Construindo uma experiência sólida
A partir do Complexo Tecnológico de Vacinas do Rio de Janeiro, um dos maiores centros de produção da América Latina, Bio-Manguinhos garante a autossuficiência para o cumprimento do esquema de vacinação de rotina do Ministério da Saúde do Brasil. Também exporta mais para mais de 70 países vacinas contra doenças como febre amarela e meningite, por meio do Fundo Rotatório da OPAS e outros mecanismos de distribuição da ONU.
Em 2021, o Instituto forneceu mais de 233 milhões de doses de vacinas, incluindo 153 milhões de doses da vacina recombinante contra COVID-19 produzida em conjunto com a empresa biofarmacêutica AstraZeneca.
“O desenvolvimento de uma vacina de mRNA pela Fiocruz é um passo fundamental para o avanço no desenvolvimento de imunobiológicos.

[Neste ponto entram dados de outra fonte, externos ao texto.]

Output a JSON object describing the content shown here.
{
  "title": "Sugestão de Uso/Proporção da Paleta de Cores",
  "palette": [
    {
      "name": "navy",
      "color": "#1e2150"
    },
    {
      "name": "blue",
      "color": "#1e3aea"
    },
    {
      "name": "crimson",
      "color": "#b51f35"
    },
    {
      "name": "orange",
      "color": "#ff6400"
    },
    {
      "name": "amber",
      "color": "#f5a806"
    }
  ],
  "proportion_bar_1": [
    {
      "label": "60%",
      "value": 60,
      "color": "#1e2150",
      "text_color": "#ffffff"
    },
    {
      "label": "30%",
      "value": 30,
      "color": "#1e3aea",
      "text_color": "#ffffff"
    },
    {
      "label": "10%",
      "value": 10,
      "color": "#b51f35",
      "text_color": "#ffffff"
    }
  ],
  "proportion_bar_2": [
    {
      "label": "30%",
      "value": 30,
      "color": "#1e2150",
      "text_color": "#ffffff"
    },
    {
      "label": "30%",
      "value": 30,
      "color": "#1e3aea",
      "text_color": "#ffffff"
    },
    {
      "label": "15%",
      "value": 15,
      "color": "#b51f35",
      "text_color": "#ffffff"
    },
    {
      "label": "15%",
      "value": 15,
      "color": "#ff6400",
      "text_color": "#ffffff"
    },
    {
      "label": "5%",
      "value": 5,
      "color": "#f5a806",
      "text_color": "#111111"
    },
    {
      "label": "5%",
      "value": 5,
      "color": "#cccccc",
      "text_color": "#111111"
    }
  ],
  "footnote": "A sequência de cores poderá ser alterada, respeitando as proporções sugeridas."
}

Com este projeto e o apoio da OMS, reafirmamos nosso compromisso com a ciência e tecnologia a serviço da população”, ressaltou a presidente da Fiocruz, Nísia Trindade Lima.
“Pretendemos entrar na primeira fase de replicação e produção no próximo ano para realizar os estudos clínicos necessários”, acrescentou Luiz Lima, vice-diretor de produção de Bio-Manguinhos/Fiocruz.

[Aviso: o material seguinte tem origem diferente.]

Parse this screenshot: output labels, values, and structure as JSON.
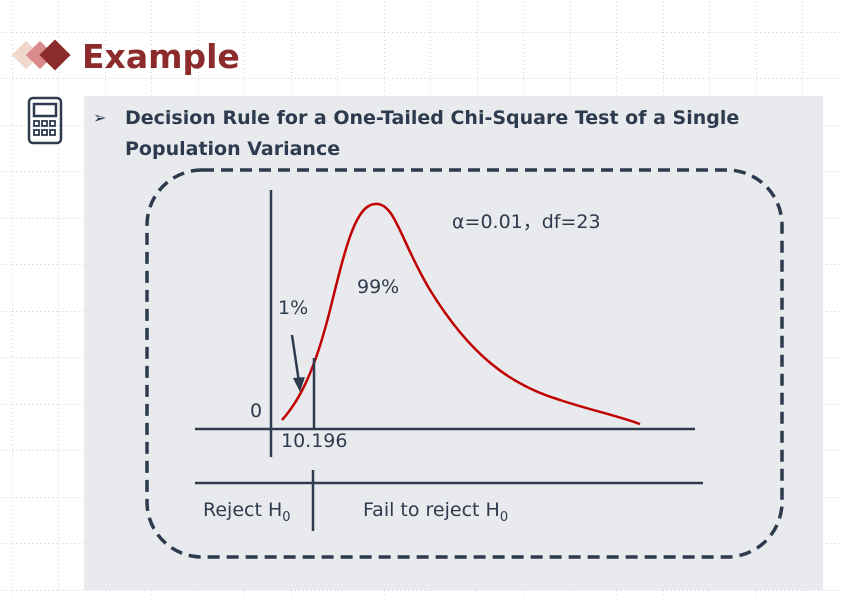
{
  "header": {
    "title": "Example"
  },
  "heading": {
    "lines": [
      "Decision Rule for a One-Tailed Chi-Square Test of a Single",
      "Population Variance"
    ]
  },
  "diagram": {
    "params": "α=0.01，df=23",
    "area_main": "99%",
    "area_tail": "1%",
    "origin": "0",
    "critical": "10.196",
    "reject": {
      "text": "Reject H",
      "sub": "0"
    },
    "fail": {
      "text": "Fail to reject H",
      "sub": "0"
    }
  }
}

Na Argentina, a Sinergium Biotech estuda como construir um modelo da vacina em escala piloto, enquanto aprende com a experiência da Afrigen e compartilha as lições aprendidas com Bio-Manguinhos.
A empresa argentina foi fundada durante outra emergência de saúde, a pandemia de influenza A (H1N1), e forneceu nos últimos dois anos vacinas contra influenza para o Fundo Rotatório da OPAS.

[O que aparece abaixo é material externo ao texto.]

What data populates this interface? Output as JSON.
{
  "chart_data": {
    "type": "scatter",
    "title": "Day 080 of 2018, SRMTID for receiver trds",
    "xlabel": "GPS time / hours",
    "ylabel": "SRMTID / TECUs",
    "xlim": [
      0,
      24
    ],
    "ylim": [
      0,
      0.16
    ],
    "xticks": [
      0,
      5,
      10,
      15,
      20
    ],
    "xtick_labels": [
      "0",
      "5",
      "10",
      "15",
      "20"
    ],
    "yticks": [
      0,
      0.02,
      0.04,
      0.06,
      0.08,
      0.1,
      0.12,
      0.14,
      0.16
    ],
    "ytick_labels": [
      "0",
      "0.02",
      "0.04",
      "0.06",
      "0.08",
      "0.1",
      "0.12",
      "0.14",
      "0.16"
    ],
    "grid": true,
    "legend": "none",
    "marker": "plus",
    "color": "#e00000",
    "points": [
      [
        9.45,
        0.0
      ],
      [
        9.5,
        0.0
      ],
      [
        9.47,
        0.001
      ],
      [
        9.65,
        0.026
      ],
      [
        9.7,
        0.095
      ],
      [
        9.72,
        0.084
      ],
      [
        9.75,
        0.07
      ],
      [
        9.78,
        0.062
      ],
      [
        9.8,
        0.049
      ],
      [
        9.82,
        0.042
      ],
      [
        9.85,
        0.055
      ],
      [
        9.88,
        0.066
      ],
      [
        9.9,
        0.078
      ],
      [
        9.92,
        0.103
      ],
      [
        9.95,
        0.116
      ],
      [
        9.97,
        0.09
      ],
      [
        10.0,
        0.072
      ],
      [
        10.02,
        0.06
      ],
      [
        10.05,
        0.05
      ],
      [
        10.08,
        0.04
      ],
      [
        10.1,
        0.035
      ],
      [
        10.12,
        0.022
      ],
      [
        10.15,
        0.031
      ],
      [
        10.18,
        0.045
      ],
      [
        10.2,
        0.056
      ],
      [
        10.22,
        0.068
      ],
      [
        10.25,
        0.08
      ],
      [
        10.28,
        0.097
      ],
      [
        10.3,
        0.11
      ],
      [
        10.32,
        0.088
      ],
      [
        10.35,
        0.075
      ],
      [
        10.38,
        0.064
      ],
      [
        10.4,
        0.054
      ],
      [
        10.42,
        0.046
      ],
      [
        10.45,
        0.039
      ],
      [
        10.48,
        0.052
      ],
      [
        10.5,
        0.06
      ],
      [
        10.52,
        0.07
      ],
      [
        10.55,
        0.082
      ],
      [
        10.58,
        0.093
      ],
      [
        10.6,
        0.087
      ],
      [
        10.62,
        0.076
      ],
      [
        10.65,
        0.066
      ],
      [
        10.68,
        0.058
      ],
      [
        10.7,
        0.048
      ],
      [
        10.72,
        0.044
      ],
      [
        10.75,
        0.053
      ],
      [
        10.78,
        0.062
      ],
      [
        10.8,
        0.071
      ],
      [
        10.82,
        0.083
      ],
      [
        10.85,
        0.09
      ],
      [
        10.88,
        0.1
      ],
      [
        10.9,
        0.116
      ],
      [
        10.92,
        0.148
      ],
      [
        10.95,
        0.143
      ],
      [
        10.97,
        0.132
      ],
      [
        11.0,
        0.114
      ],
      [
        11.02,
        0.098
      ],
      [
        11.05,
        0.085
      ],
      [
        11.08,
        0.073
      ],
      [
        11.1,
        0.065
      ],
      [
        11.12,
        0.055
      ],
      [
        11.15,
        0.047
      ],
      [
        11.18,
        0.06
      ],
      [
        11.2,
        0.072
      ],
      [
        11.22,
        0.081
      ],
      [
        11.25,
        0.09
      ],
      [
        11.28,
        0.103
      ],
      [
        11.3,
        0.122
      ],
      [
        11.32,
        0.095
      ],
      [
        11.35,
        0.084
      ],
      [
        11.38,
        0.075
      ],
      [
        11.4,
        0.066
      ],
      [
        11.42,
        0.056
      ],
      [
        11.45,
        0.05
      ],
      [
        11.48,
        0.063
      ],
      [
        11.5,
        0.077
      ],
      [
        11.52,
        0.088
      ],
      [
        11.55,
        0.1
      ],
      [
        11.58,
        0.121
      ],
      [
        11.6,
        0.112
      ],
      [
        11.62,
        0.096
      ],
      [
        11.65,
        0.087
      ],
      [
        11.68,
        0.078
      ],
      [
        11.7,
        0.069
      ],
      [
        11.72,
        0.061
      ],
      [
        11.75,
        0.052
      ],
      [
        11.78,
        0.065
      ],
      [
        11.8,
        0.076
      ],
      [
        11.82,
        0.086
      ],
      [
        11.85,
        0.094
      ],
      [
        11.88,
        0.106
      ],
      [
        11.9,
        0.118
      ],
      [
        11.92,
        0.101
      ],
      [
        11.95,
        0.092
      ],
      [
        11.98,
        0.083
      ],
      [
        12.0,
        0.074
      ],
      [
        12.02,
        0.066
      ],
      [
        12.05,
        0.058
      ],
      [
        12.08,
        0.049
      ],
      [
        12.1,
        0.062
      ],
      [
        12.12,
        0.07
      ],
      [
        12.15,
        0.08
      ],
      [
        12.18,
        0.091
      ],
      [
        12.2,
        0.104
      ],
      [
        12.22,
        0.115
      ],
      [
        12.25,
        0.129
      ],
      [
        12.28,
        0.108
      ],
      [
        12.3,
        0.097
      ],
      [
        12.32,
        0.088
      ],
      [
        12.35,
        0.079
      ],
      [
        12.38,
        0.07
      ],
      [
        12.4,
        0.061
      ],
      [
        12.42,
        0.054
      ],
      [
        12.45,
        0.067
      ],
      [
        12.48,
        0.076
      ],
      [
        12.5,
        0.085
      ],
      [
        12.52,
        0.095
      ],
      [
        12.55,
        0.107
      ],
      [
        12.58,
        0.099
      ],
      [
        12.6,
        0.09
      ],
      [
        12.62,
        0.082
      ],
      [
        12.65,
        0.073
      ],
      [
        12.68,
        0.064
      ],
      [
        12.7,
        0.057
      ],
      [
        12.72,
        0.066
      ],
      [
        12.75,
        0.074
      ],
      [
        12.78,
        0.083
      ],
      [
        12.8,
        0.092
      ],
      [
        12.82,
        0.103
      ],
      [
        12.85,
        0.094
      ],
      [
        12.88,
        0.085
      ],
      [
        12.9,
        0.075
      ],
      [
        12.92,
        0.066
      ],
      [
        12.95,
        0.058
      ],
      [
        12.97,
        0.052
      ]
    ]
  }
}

“Ter essa capacidade instalada nos permite buscar projetos desafiadores para trazer outras tecnologias e produtos de saúde para a região”, disse Fernando Lobos, diretor de Desenvolvimento de Negócios da Sinergium Biotech.
Para Lobos, a plataforma da OPAS oferece uma oportunidade única de cooperação em prol da ciência e da saúde pública. “A verdade é que é raro ver uma equipe tão unida em busca de um objetivo que sabemos que trará benefícios a longo prazo.”
“Isso não é um projeto, é um programa. É o início de um longo caminho que nos trará muitas opções e muitas vacinas para a região. Essa tecnologia abre um grande campo de trabalho futuro e, sem dúvidas, terá um forte impacto na situação da saúde nas Américas e melhorará o acesso de todos às vacinas”, acrescentou Lobo.
Dois anos após o início da pandemia, a desigualdade nas vacinas continua sendo um desafio para a resposta à COVID-19 nas Américas.
Nos países de média-baixa renda, apenas 46,1% da população geral foi totalmente vacinada até 13 de julho de 2022 – em comparação com 70,8% nos países de média-alta renda e 69,1% nos países de alta renda. Regionalmente, 221 milhões de pessoas ainda não receberam uma única dose.
A plataforma regional apoiará a colaboração entre países e instituições sob o princípio de que a fabricação de vacinas deve beneficiar toda a região, com distribuição coordenada pelo Fundo Rotatório da OPAS.
Em julho deste ano, a OPAS anunciou um plano com esforços adicionais para aumentar a capacidade de fabricação de medicamentos, produtos biofarmacêuticos e tecnologias e equipamentos de saúde na América Latina e no Caribe. Inclui o desenvolvimento de um sistema regulatório regional mais forte e a definição de um roteiro compartilhado em cooperação com parceiros internacionais, como a União Europeia.
“Provavelmente haverá surtos de outras doenças que exigirão que desenvolvamos e implementemos rapidamente novas vacinas, diagnósticos e medicamentos para combatê-los”, declarou a diretora da OPAS, Carissa F. Etienne. “Devemos estar melhor preparados para o futuro”.